Kembali ke cerita angkot merah 19, setiap pagi dengan angkot ini lah saya menempuh macetnya jalanan dari Depok ke Psr. Rebo. Di pagi hari, kebanyakan penumpang angkot ini adalah wanita. Kalaupun ada laki-laki pasti tidak akan melebihi jumlah wanita yang ada di angkot. Barangkali kaum laki-laki memang lebih suka menaiki motor dari pada harus berdesakan di angkot ini, pikiran saya. Tempat duduk di angkot ini seperti tempat duduk pada kebanyakan angkot, dua tempat bangku sejajar memanjang dan satu bangku serep di dekat pintu angkot. Bangku sejajar panjang biasanya diisi oleh enam orang, bangku sejajar yang lebih pendek diisi oleh empat orang, bangku serep diisi oleh dua orang dan bangku depan disamping sopir angkot bisa diisi dua orang. Jadi total penumpang angkot kalau sudah penuh adalah empat belas orang. Bisa dibayangkan, bangku yang sejajar panjang yang hanya memiliki ukuran 200 cm  x 30 cm itu bisa diisi enam orang. Jika kita analisa lebih dalam dengan ukuran pantat saya yang hanya mempunyai lebar 40 cm, 200 cm sudah sangat sempit untuk diisi enam orang penumpang. Tidak mungkin semua pantat orang yang naik angkot pada waktu yang sama berukuran sama seperti ukuran pantat saya. Artinya sudah bisa dipastikan akan menjadi sangat sempit untuk diisi oleh enam orang.
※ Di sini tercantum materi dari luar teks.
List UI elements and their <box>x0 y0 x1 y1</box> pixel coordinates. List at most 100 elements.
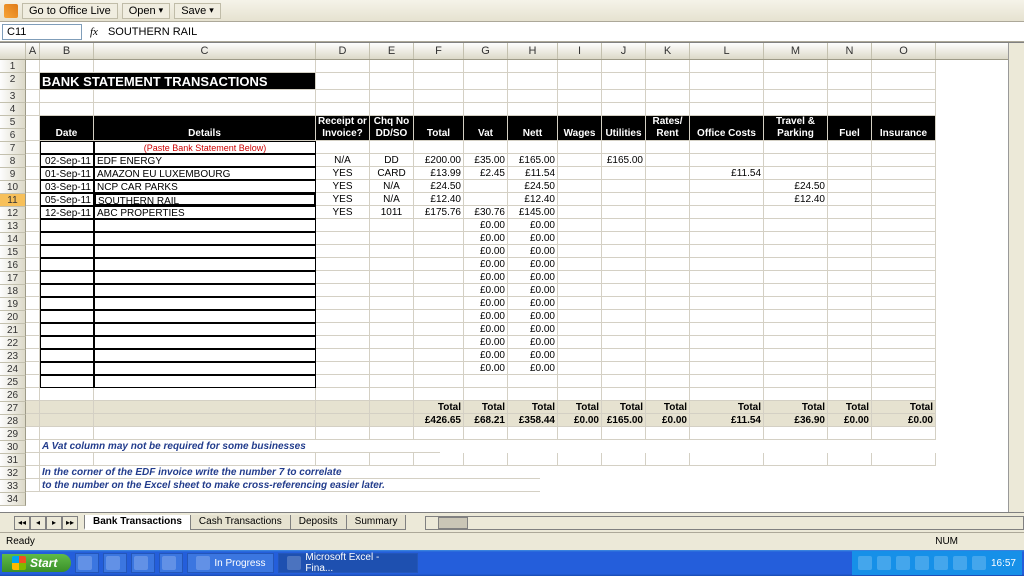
cell[interactable] <box>828 362 872 375</box>
cell[interactable] <box>872 258 936 271</box>
cell[interactable]: YES <box>316 206 370 219</box>
cell[interactable] <box>558 427 602 440</box>
taskbar-item[interactable] <box>131 553 155 573</box>
cell[interactable] <box>872 206 936 219</box>
cell[interactable] <box>316 362 370 375</box>
cell[interactable] <box>26 116 40 141</box>
cell[interactable] <box>370 375 414 388</box>
cell[interactable] <box>558 232 602 245</box>
cell[interactable]: £11.54 <box>690 167 764 180</box>
cell[interactable] <box>602 73 646 90</box>
cell[interactable] <box>508 427 558 440</box>
cell[interactable]: EDF ENERGY <box>94 154 316 167</box>
cell[interactable] <box>872 336 936 349</box>
cell[interactable] <box>26 232 40 245</box>
cell[interactable] <box>764 103 828 116</box>
cell[interactable] <box>646 90 690 103</box>
cell[interactable] <box>764 388 828 401</box>
cell[interactable] <box>828 103 872 116</box>
cell[interactable] <box>764 349 828 362</box>
col-header-I[interactable]: I <box>558 43 602 59</box>
cell[interactable] <box>94 258 316 271</box>
cell[interactable]: CARD <box>370 167 414 180</box>
cell[interactable]: £0.00 <box>508 284 558 297</box>
row-header-14[interactable]: 14 <box>0 233 26 246</box>
cell[interactable] <box>94 453 316 466</box>
row-header-29[interactable]: 29 <box>0 428 26 441</box>
cell[interactable] <box>370 453 414 466</box>
cell[interactable] <box>414 284 464 297</box>
cell[interactable] <box>558 193 602 206</box>
cell[interactable] <box>94 323 316 336</box>
cell[interactable] <box>690 103 764 116</box>
cell[interactable] <box>872 323 936 336</box>
cell[interactable] <box>464 388 508 401</box>
cell[interactable] <box>40 271 94 284</box>
cell[interactable] <box>558 245 602 258</box>
instruction-note[interactable]: to the number on the Excel sheet to make… <box>40 479 540 492</box>
row-header-12[interactable]: 12 <box>0 207 26 220</box>
cell[interactable] <box>26 323 40 336</box>
cell[interactable] <box>508 103 558 116</box>
cell[interactable] <box>764 284 828 297</box>
cell[interactable]: 03-Sep-11 <box>40 180 94 193</box>
cell[interactable] <box>558 206 602 219</box>
cell[interactable] <box>94 271 316 284</box>
cell[interactable] <box>764 206 828 219</box>
clock[interactable]: 16:57 <box>991 558 1016 569</box>
cell[interactable] <box>828 427 872 440</box>
taskbar-item[interactable]: Microsoft Excel - Fina... <box>278 553 418 573</box>
cell[interactable]: £0.00 <box>464 232 508 245</box>
cell[interactable] <box>764 219 828 232</box>
cell[interactable] <box>646 310 690 323</box>
cell[interactable] <box>40 219 94 232</box>
cell[interactable] <box>464 73 508 90</box>
cell[interactable]: YES <box>316 180 370 193</box>
total-office[interactable]: £11.54 <box>690 414 764 427</box>
cell[interactable] <box>40 388 94 401</box>
cell[interactable] <box>26 414 40 427</box>
cell[interactable]: Total <box>602 401 646 414</box>
row-header-11[interactable]: 11 <box>0 194 26 207</box>
cell[interactable] <box>602 103 646 116</box>
cell[interactable] <box>558 90 602 103</box>
cell[interactable] <box>414 60 464 73</box>
col-header-M[interactable]: M <box>764 43 828 59</box>
taskbar-item[interactable] <box>75 553 99 573</box>
cell[interactable]: £175.76 <box>414 206 464 219</box>
cell[interactable] <box>316 258 370 271</box>
cell[interactable] <box>828 336 872 349</box>
total-vat[interactable]: £68.21 <box>464 414 508 427</box>
row-header-28[interactable]: 28 <box>0 415 26 428</box>
cell[interactable] <box>94 375 316 388</box>
cell[interactable] <box>94 245 316 258</box>
cell[interactable]: £0.00 <box>508 310 558 323</box>
row-header-4[interactable]: 4 <box>0 103 26 116</box>
cell[interactable] <box>26 453 40 466</box>
cell[interactable]: Total <box>508 401 558 414</box>
cell[interactable] <box>94 219 316 232</box>
cell[interactable] <box>828 323 872 336</box>
cell[interactable] <box>602 180 646 193</box>
cell[interactable]: N/A <box>316 154 370 167</box>
cell[interactable] <box>414 388 464 401</box>
sheet-tab[interactable]: Summary <box>346 515 407 530</box>
cell[interactable] <box>370 73 414 90</box>
cell[interactable] <box>26 362 40 375</box>
cell[interactable] <box>26 258 40 271</box>
taskbar-item[interactable] <box>103 553 127 573</box>
cell[interactable]: £0.00 <box>508 219 558 232</box>
cell[interactable] <box>26 206 40 219</box>
cell[interactable] <box>764 297 828 310</box>
spreadsheet-grid[interactable]: ABCDEFGHIJKLMNO 123456789101112131415161… <box>0 42 1024 512</box>
col-header-L[interactable]: L <box>690 43 764 59</box>
header-cell[interactable]: Travel & Parking <box>764 116 828 141</box>
cell[interactable]: 05-Sep-11 <box>40 193 94 206</box>
cell[interactable] <box>414 245 464 258</box>
cell[interactable] <box>370 388 414 401</box>
row-header-19[interactable]: 19 <box>0 298 26 311</box>
cell[interactable]: £12.40 <box>414 193 464 206</box>
cell[interactable] <box>602 90 646 103</box>
tray-icon[interactable] <box>915 556 929 570</box>
tray-icon[interactable] <box>972 556 986 570</box>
Saya sering harus duduk dengan hanya “setengah pantat” yang menyentuh kursi angkot, karena tidak bisa lagi untuk dimasukkan. Beberapa kali juga saya lihat seorang dengan tubuh yang kecil duduk begitu rapat dengan orang tinggi besar yang duduk disampingnya. Kepala “sekecil” ini sudah berada di ketek “sibesar” yang kelihatan mulai berkeringat karena kepanasan satu jam setengah duduk di angkot tersebut. Hmm, luar biasa perjuangan para penumpang setia angkot ini, dalam hati saya bergumam.

Selain hal di atas, kebiasaan penumpang angkot lainya yang sering saya amati adalah kebiasaan tidur selama di angkot, waktu perjalanan di angkot sama dengan waktu untuk tidur enak. Memang, sebagian besar penumpang angkot akan tidur sepanjang perjalanan, termasuk saya. Pernah suatu ketika, seorang bapak-bapak tidur dengan sangat pulas, saking pulasnya beliau tidak sadar bahwa ilernya sudah merajalela ke celananya dan mengalir ke lantai angkot. Saya hanya memperhatikan dengan berusaha menahan ledakan tawa. Saya juga berpikir, barangkali pada saat saya tidur, saya juga pernah seperti itu kali ya ha.ha.ha.